The petitioner has wrongfully tried to initiate a new period of limitation by relying on the restructuring package. The balance sheet explicitly shows that in 2016 and 2019, not even a single situation arose which could prove the default by the CD, meaning thereby that there is the absence of any new default by the CD relating to the restructuring package. By stretching the period of limitation, the NCLAT has overlooked the audit report which doesn’t show any kind of default on behalf of the CD. The right to file a suit arises in case of occurrence of default, and in this case, 3 years have passed before the petitioner filed the application, hence its claim is time-barred under article 137 of the Limitation Act, 1963. 31 March, 2009 is the date when the cause of action arose. But, the date of filing of the petition is 8 August, 2020, hence making it a time-barred petition. The Apex Court in B.K. Educational Services Pvt Ltd v.
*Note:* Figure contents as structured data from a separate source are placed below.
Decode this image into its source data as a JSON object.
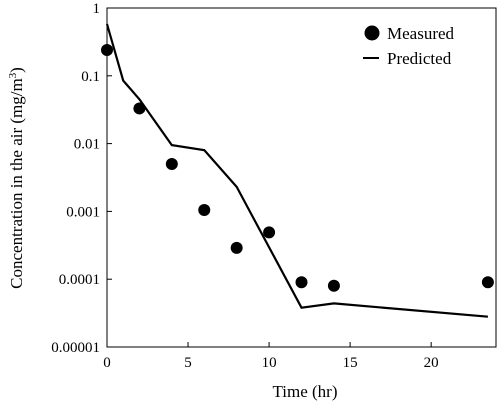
{
  "chart_data": {
    "type": "scatter",
    "xlabel": "Time (hr)",
    "ylabel_main": "Concentration in the air (mg/m",
    "ylabel_sup": "3",
    "ylabel_close": ")",
    "xlim": [
      0,
      24
    ],
    "ylim": [
      1e-05,
      1
    ],
    "yscale": "log",
    "grid": false,
    "legend_position": "top-right",
    "x_ticks": [
      0,
      5,
      10,
      15,
      20
    ],
    "x_tick_labels": [
      "0",
      "5",
      "10",
      "15",
      "20"
    ],
    "y_ticks": [
      1,
      0.1,
      0.01,
      0.001,
      0.0001,
      1e-05
    ],
    "y_tick_labels": [
      "1",
      "0.1",
      "0.01",
      "0.001",
      "0.0001",
      "0.00001"
    ],
    "series": [
      {
        "name": "Measured",
        "mark": "marker",
        "color": "#000000",
        "points": [
          {
            "x": 0,
            "y": 0.24
          },
          {
            "x": 2,
            "y": 0.033
          },
          {
            "x": 4,
            "y": 0.005
          },
          {
            "x": 6,
            "y": 0.00105
          },
          {
            "x": 8,
            "y": 0.00029
          },
          {
            "x": 10,
            "y": 0.00049
          },
          {
            "x": 12,
            "y": 9e-05
          },
          {
            "x": 14,
            "y": 8e-05
          },
          {
            "x": 23.5,
            "y": 9e-05
          }
        ]
      },
      {
        "name": "Predicted",
        "mark": "line",
        "color": "#000000",
        "points": [
          {
            "x": 0,
            "y": 0.58
          },
          {
            "x": 1,
            "y": 0.085
          },
          {
            "x": 2,
            "y": 0.045
          },
          {
            "x": 4,
            "y": 0.0095
          },
          {
            "x": 6,
            "y": 0.008
          },
          {
            "x": 8,
            "y": 0.0023
          },
          {
            "x": 12,
            "y": 3.8e-05
          },
          {
            "x": 14,
            "y": 4.4e-05
          },
          {
            "x": 23.5,
            "y": 2.8e-05
          }
        ]
      }
    ]
  }
}
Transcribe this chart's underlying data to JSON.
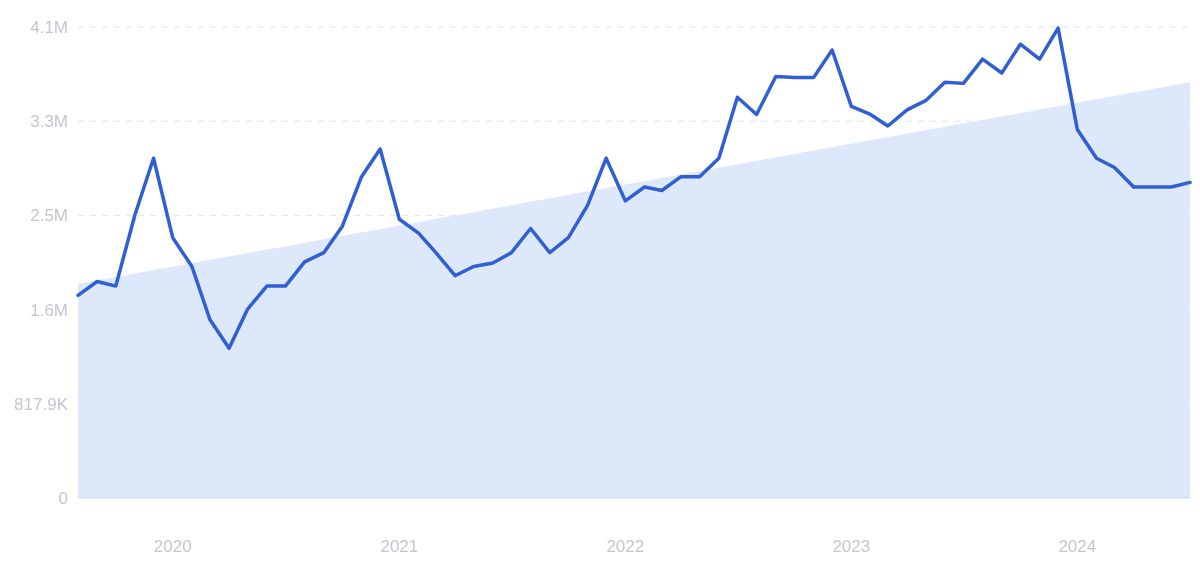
{
  "chart_data": {
    "type": "line",
    "x": [
      "2019-08",
      "2019-09",
      "2019-10",
      "2019-11",
      "2019-12",
      "2020-01",
      "2020-02",
      "2020-03",
      "2020-04",
      "2020-05",
      "2020-06",
      "2020-07",
      "2020-08",
      "2020-09",
      "2020-10",
      "2020-11",
      "2020-12",
      "2021-01",
      "2021-02",
      "2021-03",
      "2021-04",
      "2021-05",
      "2021-06",
      "2021-07",
      "2021-08",
      "2021-09",
      "2021-10",
      "2021-11",
      "2021-12",
      "2022-01",
      "2022-02",
      "2022-03",
      "2022-04",
      "2022-05",
      "2022-06",
      "2022-07",
      "2022-08",
      "2022-09",
      "2022-10",
      "2022-11",
      "2022-12",
      "2023-01",
      "2023-02",
      "2023-03",
      "2023-04",
      "2023-05",
      "2023-06",
      "2023-07",
      "2023-08",
      "2023-09",
      "2023-10",
      "2023-11",
      "2023-12",
      "2024-01",
      "2024-02",
      "2024-03",
      "2024-04",
      "2024-05",
      "2024-06",
      "2024-07"
    ],
    "series": [
      {
        "type": "area",
        "color": "#dde9fb",
        "x": [
          "2019-08",
          "2024-07"
        ],
        "values": [
          1860000,
          3610000
        ]
      },
      {
        "color": "#2f5fd3",
        "values": [
          1760000,
          1880000,
          1840000,
          2460000,
          2950000,
          2260000,
          2010000,
          1550000,
          1300000,
          1640000,
          1840000,
          1840000,
          2050000,
          2130000,
          2360000,
          2790000,
          3030000,
          2420000,
          2300000,
          2130000,
          1930000,
          2010000,
          2040000,
          2130000,
          2340000,
          2130000,
          2260000,
          2540000,
          2950000,
          2580000,
          2700000,
          2670000,
          2790000,
          2790000,
          2950000,
          3480000,
          3330000,
          3660000,
          3650000,
          3650000,
          3890000,
          3400000,
          3330000,
          3230000,
          3370000,
          3450000,
          3610000,
          3600000,
          3810000,
          3690000,
          3940000,
          3810000,
          4080000,
          3200000,
          2950000,
          2870000,
          2700000,
          2700000,
          2700000,
          2740000
        ]
      }
    ],
    "xlim": [
      "2019-08",
      "2024-07"
    ],
    "xticks": [
      "2020",
      "2021",
      "2022",
      "2023",
      "2024"
    ],
    "ylim": [
      0,
      4089500
    ],
    "yticks": [
      0,
      {
        "value": 817900,
        "label": "817.9K"
      },
      {
        "value": 1635800,
        "label": "1.6M"
      },
      {
        "value": 2453700,
        "label": "2.5M"
      },
      {
        "value": 3271600,
        "label": "3.3M"
      },
      {
        "value": 4089500,
        "label": "4.1M"
      }
    ],
    "grid": "y",
    "marker": "none",
    "line_style": "solid"
  }
}
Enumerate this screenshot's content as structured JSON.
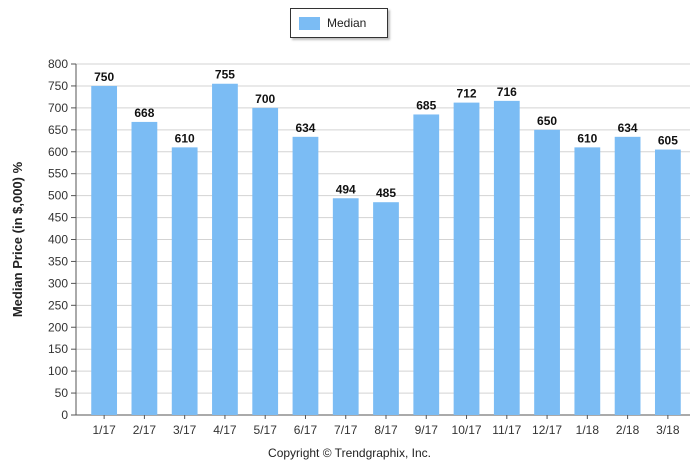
{
  "chart_data": {
    "type": "bar",
    "categories": [
      "1/17",
      "2/17",
      "3/17",
      "4/17",
      "5/17",
      "6/17",
      "7/17",
      "8/17",
      "9/17",
      "10/17",
      "11/17",
      "12/17",
      "1/18",
      "2/18",
      "3/18"
    ],
    "series": [
      {
        "name": "Median",
        "values": [
          750,
          668,
          610,
          755,
          700,
          634,
          494,
          485,
          685,
          712,
          716,
          650,
          610,
          634,
          605
        ],
        "color": "#7bbcf4"
      }
    ],
    "ylabel": "Median Price (in $,000) %",
    "ylim": [
      0,
      800
    ],
    "yticks": [
      0,
      50,
      100,
      150,
      200,
      250,
      300,
      350,
      400,
      450,
      500,
      550,
      600,
      650,
      700,
      750,
      800
    ],
    "grid": true,
    "legend": "top-center",
    "gridline_color": "#d3d3d3"
  },
  "footer": {
    "copyright": "Copyright © Trendgraphix, Inc."
  }
}
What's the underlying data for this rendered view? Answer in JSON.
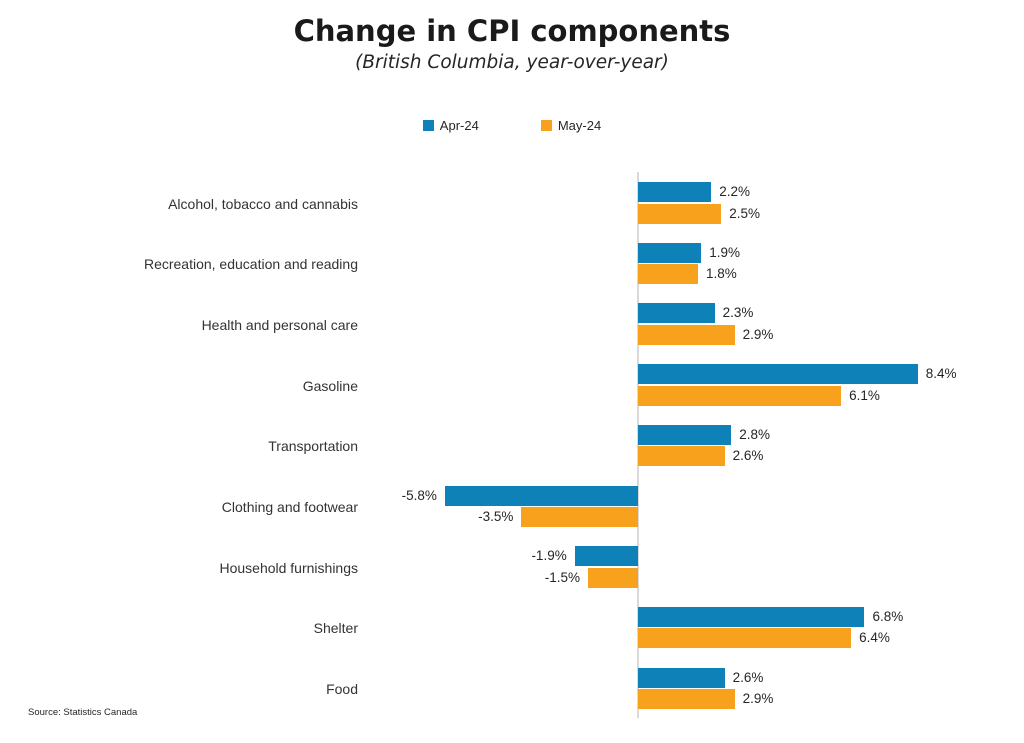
{
  "title": "Change in CPI components",
  "subtitle": "(British Columbia, year-over-year)",
  "source": "Source: Statistics Canada",
  "colors": {
    "apr": "#0e81b8",
    "may": "#f8a11d",
    "axis_line": "#d9d9d9"
  },
  "legend": {
    "items": [
      {
        "label": "Apr-24"
      },
      {
        "label": "May-24"
      }
    ]
  },
  "chart_data": {
    "type": "bar",
    "orientation": "horizontal",
    "title": "Change in CPI components",
    "subtitle": "(British Columbia, year-over-year)",
    "categories": [
      "Alcohol, tobacco and cannabis",
      "Recreation, education and reading",
      "Health and personal care",
      "Gasoline",
      "Transportation",
      "Clothing and footwear",
      "Household furnishings",
      "Shelter",
      "Food"
    ],
    "series": [
      {
        "name": "Apr-24",
        "color": "#0e81b8",
        "values": [
          2.2,
          1.9,
          2.3,
          8.4,
          2.8,
          -5.8,
          -1.9,
          6.8,
          2.6
        ],
        "labels": [
          "2.2%",
          "1.9%",
          "2.3%",
          "8.4%",
          "2.8%",
          "-5.8%",
          "-1.9%",
          "6.8%",
          "2.6%"
        ]
      },
      {
        "name": "May-24",
        "color": "#f8a11d",
        "values": [
          2.5,
          1.8,
          2.9,
          6.1,
          2.6,
          -3.5,
          -1.5,
          6.4,
          2.9
        ],
        "labels": [
          "2.5%",
          "1.8%",
          "2.9%",
          "6.1%",
          "2.6%",
          "-3.5%",
          "-1.5%",
          "6.4%",
          "2.9%"
        ]
      }
    ],
    "xlim": [
      -8,
      8.8
    ],
    "grid": false,
    "zero_line": true,
    "legend_position": "top",
    "value_label_format": "0.0%"
  }
}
Parag Gupta and Associates has ruled that the occurrence of default gives the right to sue under article 137 of the Limitation Act 1963. In the Edelweiss case, the passing of more than 3 years was sufficient for the NCLAT to dismiss the petition, yet it wrongfully accepted the petition which resulted in giving a contradictory judgment to that of binding precedents.


One of the very objectives of the Code is to aid insolvent entities who are incapable of repaying their debts and as a result, commit default. But in the present case, no default was committed by the CD since the only method through which the repayment was to be made was through the operational cashflows, and nowhere it was mentioned that the CD has failed to repay the debt after having a shortfall in its operating cash flows. Since no acknowledgement of debt was made by the petitioner, the NCLAT has wrongly implemented Section 18 of the Limitation Act by resuscitating the time-barred debt.


Absence of a Cause of Action


For terminating a contract, a cause of action is a pre-condition. This has been categorically upheld by the Supreme Court in Brij Mohan v. Surga Begum. In the Edelweiss case, the NCLAT started the CIRP of the CD in the absence of default by overlooking the conditions of the restructuring arrangement. It is a settled position that for initiating the CIRP under section 7 of the Code, there must be a commission of default. The NCLAT by starting the CIRP has failed to follow the Code as well as judgements pronounced by the higher authorities.


Conclusion


The primary purpose of the Code is to ensure the initiation of CIRP post the occurrence of default, this is the stage when a CD fails to pay a debt. While pronouncing its judgment, the NCLAT ignored the clauses stipulated in the agreement. In the current controversial judgment, there was no presence of default, logically following the absence of acknowledgement of debt and hence the CIRP was wrongfully commenced. It is submitted that each and every clause of an agreement should be carefully interpreted by the courts since incorrect interpretation of even one provision has the capacity of tilting the judgment towards the wrong side. This judgment has the potential of setting out a wrong precedent in the opinion of the author and therefore demands an immediate review.